PHILADELPHIA (CN) – When Vaughn Spencer lent his campaign $25,000 out of his personal retirement account, he knew there was a chance he wouldn’t get it back. But, the ex-Pennsylvania mayor told the jury Wednesday, he wasn’t worried about his debt.

“I don’t know why it kept coming up because these were my monies that I put in,” Spencer said Wednesday, continuing a second day of testimony in a federal bribery trial where he stands charged of steering pay-to-play contracts. “I consciously knew what it meant when I decided to loan my campaign money.”

Former Reading Mayor Vaughn Spencer departs from the federal courthouse in Philadelphia in August. (Associated Press)

Spencer had been elected mayor of Reading in 2011 but he lost re-election in 2015. He testified that it became a major focus for his campaign counselor Sam Ruchlewicz after that primary loss to bring in enough donations so the mayor could recoup his loan.

On direct examination from his attorney, Geoffrey Johnson, Spencer began the day with a focus on several conversations he had surrounding campaign contributions in 2015, both before and after the election. Spencer testified that in July 2015, he became suspicious of his campaign counselors attempting to retire his debt by getting involved with a company linked to AECOM, an engineering firm applying for one of the city’s pumping station projects.

Ruchlewicz had been cooperating with the FBI’s investigation for about a year at that point, so the jury has had the opportunity to hear several recordings of Spencer’s conversations. In the one his attorney played Wednesday, Spencer is heard talking to Ruchlewicz and his campaign manager, Michael Fleck, voicing a preference that McTish and Kunkel Engineering, partner to AECOM, get the project.

“I was lying to Sam because I didn’t trust what Mike and Sam were saying,” Spencer said. “From the end of this campaign meeting up through this whole process.”

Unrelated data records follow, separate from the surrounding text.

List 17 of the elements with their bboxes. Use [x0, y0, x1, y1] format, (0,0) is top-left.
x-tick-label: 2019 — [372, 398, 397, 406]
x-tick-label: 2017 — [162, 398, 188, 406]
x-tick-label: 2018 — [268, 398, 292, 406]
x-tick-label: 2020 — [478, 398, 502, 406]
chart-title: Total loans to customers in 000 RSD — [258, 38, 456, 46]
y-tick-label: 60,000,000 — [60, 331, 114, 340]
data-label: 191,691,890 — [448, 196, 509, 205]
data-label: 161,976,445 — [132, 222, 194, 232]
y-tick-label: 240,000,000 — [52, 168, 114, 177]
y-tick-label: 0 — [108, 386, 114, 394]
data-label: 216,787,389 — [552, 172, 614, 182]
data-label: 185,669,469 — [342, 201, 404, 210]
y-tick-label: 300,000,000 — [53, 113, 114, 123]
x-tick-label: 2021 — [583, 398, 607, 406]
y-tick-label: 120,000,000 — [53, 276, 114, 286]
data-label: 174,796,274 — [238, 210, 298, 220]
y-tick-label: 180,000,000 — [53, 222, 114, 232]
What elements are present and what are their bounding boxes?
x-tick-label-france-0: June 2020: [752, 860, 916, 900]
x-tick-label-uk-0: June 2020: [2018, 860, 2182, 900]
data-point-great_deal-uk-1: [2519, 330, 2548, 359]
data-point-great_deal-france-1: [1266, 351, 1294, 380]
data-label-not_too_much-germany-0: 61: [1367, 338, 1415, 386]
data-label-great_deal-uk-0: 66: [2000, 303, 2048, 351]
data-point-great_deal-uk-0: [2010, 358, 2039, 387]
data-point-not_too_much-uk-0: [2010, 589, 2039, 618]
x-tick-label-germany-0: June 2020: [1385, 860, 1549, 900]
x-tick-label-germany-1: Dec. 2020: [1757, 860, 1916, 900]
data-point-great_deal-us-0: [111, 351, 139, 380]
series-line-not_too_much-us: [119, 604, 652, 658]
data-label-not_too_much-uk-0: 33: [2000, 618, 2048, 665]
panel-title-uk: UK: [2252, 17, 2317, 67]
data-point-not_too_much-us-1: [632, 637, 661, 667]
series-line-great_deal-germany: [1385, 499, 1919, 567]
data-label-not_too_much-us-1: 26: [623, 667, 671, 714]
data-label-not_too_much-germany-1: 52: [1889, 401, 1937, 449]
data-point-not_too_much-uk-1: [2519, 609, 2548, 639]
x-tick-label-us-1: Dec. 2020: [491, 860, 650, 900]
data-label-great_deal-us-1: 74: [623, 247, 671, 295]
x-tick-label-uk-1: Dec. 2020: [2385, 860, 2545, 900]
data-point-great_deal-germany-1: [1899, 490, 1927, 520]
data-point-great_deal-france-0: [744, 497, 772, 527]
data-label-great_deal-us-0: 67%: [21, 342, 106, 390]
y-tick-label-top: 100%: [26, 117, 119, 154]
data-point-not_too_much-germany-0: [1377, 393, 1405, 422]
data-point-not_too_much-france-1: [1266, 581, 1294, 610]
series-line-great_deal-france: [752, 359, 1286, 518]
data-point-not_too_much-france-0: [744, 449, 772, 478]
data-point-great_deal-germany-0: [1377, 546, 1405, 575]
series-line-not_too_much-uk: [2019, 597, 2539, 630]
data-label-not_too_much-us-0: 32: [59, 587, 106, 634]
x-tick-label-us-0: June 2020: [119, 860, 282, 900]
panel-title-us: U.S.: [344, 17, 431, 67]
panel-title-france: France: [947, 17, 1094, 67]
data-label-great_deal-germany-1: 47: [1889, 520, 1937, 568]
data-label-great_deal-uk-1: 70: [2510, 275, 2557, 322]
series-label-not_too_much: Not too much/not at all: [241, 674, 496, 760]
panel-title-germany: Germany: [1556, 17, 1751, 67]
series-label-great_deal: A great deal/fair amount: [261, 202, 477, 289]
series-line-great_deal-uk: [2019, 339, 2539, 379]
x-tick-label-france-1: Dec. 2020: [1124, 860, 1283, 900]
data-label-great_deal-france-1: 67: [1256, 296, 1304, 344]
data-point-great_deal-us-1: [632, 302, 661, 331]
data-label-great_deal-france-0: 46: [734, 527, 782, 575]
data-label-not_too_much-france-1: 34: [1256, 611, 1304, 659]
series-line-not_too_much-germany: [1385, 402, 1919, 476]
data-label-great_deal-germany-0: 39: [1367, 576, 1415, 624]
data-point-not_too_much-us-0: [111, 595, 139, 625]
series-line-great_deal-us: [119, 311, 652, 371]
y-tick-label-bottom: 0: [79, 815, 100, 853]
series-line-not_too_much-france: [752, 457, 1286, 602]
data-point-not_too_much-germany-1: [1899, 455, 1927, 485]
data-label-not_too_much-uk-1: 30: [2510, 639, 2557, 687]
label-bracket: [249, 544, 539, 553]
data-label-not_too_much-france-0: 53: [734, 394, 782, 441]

Spencer also testified that he rarely saw his campaign counselors at the office leading up to the primary. Because his schedule before the election was tight, however, he didn’t think replacing his campaign team would be feasible. He’d already lost volunteers because people were getting frustrated at his campaign’s lack of organization, he said.

Assistant U.S. Attorney Michelle Morgan cross-examined Spencer Wednesday afternoon as an audience of 15 watched from the courtroom benches.

Morgan asked Spencer if he was paying Ruchlewicz to give him advice he didn’t trust. The mayor responded that he was, but that Ruchlewicz had only recently lied to him.

“I wasn’t involved in a quid pro quo,” the mayor said.

“You were just pretending to be with someone you didn’t trust?” Morgan asked. Spencer responded yes.

Morgan also brought up a taped 2014 conversation that took place the day the city signed a contract to T&M Engineering. Spencer asked his campaign manager if T&M had contributed anything.

“Did we get anything from T&M, because they were applying for the 6th and Canal pump station project, and I cleared it for them,” Spencer said on the tape.

Skewering the witness with the recording, Morgan asked: “Contribution because of contract. That’s essentially what you said here, correct?”

No, Spencer said, explaining that the tape merely showed a “poor choice of words” in what he thought was a private conversation.

“I did not give them the contract,” he maintained, but he said he was asking about a contribution because he had made an effort to help them get it.

Earlier Spencer testified that he had the city’s best interests in mind in trying to award the contract to T&M.

“I did use the process to determine that T&M was the low bid and highest rated for the job,” he said.

Spencer was dismissed from the stand at the end of the day Wednesday. Closing arguments for this trial will commence at 9 a.m. Thursday morning, Day 9 of proceedings.